Any Other Time
All of us play our very best game —
Any other time.
Golf or billiards, it's all the same —
Any other time.
Lose a match and you always say,
'Just my luck! I was 'off' to-day!
I could have beaten him quite half-way —
Any other time!'
After a fiver you ought to go —
Any other time.
Every man that you ask says 'Oh,
Any OTHER time.
Lend you a fiver! I'd lend you two,
But I'm overdrawn and my bills are due,
Wish you'd ask me — now, mind you do —
Any other time!'
Fellows will ask you out to dine —
Any other time.
'Not to-night, for we're twenty-nine —
Any other time.
Not to-morrow, for cook's on strike,
Not next day, I'll be out on the bike —
Just drop in whenever you like —
Any other time!'
Seasick passengers like the sea —
Any other time.
'Something . . I ate . . disagreed . . with me!
Any other time
Ocean-trav'lling is . . simply bliss,
Must be my . . liver . . has gone amiss . .

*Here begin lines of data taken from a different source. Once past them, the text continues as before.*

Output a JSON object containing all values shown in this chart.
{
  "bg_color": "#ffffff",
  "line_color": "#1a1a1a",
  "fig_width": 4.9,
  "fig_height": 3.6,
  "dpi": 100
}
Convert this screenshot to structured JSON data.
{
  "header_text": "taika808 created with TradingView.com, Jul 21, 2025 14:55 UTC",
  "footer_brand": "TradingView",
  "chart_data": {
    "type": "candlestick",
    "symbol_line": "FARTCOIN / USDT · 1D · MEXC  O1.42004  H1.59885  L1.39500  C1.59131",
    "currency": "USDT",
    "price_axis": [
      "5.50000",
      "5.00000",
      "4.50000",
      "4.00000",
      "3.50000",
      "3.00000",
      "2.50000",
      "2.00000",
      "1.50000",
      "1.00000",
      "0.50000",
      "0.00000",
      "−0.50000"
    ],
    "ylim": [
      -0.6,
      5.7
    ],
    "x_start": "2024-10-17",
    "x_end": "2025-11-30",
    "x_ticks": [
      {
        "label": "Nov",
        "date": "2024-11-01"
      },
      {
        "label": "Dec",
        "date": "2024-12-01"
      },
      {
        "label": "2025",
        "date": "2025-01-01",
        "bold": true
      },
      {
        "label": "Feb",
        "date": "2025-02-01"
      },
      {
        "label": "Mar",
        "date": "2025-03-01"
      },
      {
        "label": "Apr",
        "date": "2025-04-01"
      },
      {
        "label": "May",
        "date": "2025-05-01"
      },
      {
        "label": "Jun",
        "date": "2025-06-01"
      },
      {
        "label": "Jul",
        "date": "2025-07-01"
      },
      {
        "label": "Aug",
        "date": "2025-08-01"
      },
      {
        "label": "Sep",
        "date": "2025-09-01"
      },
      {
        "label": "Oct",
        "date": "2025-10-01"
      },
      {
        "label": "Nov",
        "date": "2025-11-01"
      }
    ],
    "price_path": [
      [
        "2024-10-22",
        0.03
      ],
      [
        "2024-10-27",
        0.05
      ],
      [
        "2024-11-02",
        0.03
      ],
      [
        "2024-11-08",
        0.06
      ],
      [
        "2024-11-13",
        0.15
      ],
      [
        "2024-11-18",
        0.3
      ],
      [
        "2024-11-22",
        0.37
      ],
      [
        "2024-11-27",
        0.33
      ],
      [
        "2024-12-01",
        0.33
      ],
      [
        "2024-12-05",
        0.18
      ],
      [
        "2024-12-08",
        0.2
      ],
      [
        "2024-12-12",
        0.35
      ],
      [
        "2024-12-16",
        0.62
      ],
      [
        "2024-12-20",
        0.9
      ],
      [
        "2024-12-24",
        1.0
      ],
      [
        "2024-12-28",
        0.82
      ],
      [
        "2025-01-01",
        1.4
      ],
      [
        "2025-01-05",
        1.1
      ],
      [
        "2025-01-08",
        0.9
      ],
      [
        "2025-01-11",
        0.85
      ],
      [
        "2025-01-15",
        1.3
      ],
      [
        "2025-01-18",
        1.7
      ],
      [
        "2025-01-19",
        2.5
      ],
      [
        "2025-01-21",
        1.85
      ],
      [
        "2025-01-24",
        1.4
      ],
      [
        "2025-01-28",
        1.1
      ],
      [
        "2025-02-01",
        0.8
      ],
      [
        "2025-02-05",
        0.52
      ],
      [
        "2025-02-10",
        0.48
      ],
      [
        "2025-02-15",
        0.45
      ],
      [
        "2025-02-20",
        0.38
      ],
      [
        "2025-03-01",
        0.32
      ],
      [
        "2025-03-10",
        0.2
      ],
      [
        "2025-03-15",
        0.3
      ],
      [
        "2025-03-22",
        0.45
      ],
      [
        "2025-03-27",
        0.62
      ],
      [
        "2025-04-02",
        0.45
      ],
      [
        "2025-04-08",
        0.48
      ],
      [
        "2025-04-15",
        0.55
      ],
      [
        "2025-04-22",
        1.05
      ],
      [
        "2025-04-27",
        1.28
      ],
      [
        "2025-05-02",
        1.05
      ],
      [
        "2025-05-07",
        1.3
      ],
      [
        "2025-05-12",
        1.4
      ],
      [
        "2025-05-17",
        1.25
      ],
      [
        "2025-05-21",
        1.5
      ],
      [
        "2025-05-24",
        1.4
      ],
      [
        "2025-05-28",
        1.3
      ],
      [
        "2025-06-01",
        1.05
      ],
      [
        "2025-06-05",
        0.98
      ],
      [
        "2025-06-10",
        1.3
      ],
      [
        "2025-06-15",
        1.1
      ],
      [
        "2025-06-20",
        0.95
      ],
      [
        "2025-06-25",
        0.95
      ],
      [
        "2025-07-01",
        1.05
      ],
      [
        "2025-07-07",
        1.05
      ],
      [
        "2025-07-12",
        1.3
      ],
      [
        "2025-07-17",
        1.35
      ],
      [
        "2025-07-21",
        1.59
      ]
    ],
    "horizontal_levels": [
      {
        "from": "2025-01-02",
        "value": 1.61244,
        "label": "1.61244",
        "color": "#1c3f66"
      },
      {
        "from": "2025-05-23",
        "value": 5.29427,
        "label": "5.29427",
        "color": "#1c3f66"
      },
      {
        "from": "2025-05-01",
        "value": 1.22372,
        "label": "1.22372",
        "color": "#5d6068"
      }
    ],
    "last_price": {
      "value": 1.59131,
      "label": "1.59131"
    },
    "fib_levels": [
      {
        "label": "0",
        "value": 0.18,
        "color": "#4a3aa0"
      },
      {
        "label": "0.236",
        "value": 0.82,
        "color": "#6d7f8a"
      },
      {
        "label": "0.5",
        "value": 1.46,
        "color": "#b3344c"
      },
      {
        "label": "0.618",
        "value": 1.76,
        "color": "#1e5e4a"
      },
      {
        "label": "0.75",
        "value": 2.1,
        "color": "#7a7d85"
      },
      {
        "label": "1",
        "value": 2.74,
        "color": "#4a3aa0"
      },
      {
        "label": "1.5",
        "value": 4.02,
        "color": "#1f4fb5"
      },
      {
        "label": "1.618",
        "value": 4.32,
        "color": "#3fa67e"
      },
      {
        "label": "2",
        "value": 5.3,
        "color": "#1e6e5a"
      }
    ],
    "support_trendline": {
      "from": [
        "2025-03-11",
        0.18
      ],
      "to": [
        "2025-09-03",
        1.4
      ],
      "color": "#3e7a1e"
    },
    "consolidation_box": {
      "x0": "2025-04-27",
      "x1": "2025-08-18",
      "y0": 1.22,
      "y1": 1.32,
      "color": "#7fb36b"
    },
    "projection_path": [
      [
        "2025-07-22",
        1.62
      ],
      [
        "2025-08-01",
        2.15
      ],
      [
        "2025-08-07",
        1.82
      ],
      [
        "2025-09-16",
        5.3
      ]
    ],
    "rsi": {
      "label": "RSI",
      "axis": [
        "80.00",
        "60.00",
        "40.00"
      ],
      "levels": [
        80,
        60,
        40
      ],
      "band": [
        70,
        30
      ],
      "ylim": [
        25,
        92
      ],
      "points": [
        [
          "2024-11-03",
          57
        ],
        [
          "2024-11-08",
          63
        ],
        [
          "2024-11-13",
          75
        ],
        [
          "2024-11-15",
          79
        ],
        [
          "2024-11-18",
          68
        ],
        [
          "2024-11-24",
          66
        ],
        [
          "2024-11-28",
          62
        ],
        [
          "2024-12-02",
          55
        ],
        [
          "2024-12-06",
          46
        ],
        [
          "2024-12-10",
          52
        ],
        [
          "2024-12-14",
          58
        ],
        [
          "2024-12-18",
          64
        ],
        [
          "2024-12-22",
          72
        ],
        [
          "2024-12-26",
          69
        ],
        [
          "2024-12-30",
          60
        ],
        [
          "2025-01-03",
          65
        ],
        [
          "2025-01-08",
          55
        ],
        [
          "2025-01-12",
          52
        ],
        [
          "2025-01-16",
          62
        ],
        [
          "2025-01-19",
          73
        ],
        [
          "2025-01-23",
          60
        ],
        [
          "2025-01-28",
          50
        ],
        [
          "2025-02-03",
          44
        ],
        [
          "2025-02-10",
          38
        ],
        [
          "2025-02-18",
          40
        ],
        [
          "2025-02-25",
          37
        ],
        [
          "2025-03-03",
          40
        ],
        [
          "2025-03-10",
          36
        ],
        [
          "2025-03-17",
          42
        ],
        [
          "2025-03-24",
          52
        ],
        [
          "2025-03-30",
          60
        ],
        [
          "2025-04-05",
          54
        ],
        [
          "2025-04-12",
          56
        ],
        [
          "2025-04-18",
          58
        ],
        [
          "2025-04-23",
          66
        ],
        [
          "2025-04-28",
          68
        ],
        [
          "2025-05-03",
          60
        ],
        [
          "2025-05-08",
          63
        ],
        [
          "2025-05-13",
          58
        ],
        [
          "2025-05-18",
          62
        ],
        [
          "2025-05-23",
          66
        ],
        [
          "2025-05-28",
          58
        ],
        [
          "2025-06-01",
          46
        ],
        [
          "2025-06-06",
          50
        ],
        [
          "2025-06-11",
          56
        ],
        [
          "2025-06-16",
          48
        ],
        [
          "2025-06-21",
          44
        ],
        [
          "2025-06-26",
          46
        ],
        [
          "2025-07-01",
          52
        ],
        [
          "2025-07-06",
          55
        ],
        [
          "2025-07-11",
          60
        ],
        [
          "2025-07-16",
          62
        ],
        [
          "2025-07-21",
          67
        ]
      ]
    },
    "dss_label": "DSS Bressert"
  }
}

Why, I would . . laugh . . at a sea . . like this —
Any other time.'
. . . . .
Most of us mean to be better men —
Any other time:
Regular upright characters then —
Any other time.
Yet somehow as the years go by
Still we gamble and drink and lie,
When it comes to the last we'll want to die —
Any other time!
The Last Trump
'You led the trump,' the old man said
With fury in his eye,
'And yet you hope my girl to wed!
Young man! your hopes of love are fled,
'Twere better she should die!
'My sweet young daughter sitting there,
So innocent and plump!
You don't suppose that she would care
To wed an outlawed man who'd dare
To lead the thirteenth trump!
'If you had drawn their leading spade
It meant a certain win!
But no! By Pembroke's mighty shade
The thirteenth trump you went and played
And let their diamonds in!
'My girl! Return at my command
His presents in a lump!
Return his ring! For understand
No man is fit to hold your hand
Who leads a thirteenth trump!
'But hold! Give every man his due
And every dog his day.
Speak up and say what made you do
This dreadful thing — that is, if you
Have anything to say!'
He spoke. 'I meant at first,' said he,
'To give their spades a bump:
Or lead the hearts, but then you see
I thought against us there might be,
Perhaps, a fourteenth trump!'
. . . . .
They buried him at dawn of day
Beside a ruined stump:
And there he sleeps the hours away
And waits for Gabriel to play
The last — the fourteenth — trump.
Tar and Feathers
Oh! the circus swooped down
On the Narrabri town,
For the Narrabri populace moneyed are;
And the showman he smiled
At the folk he beguiled
To come all the distance from Gunnedah.
But a juvenile smart,
Who objected to 'part',
Went in 'on the nod', and to do it he
Crawled in through a crack
In the tent at the back,
For the boy had no slight ingenuity.
And says he with a grin,
'That's the way to get in;
But I reckon I'd better be quiet or
They'll spiflicate me,'
And he chuckled, for he
Had the loan of the circus proprietor.
But the showman astute
On that wily galoot
Soon dropped, and you'll say that he leathered him —
Not he; with a grim
Sort of humorous whim,
He took him and tarred him and feathered him.
Says he, 'You can go
Round the world with a show,
And knock every Injun and Arab wry;
With your name and your trade,
On the posters displayed,
The feathered what-is-it from Narrabri.'
Next day for his freak,
By a Narrabri beak,
He was jawed with a deal of verbosity;
For his only appeal
Was 'professional zeal' —
He wanted another monstrosity.
Said his worship, 'Begob!
You are fined forty bob,
And six shillin's costs to the clurk!' he says.
And the Narrabri joy,
Half bird and half boy,
Has a 'down' on himself and on circuses.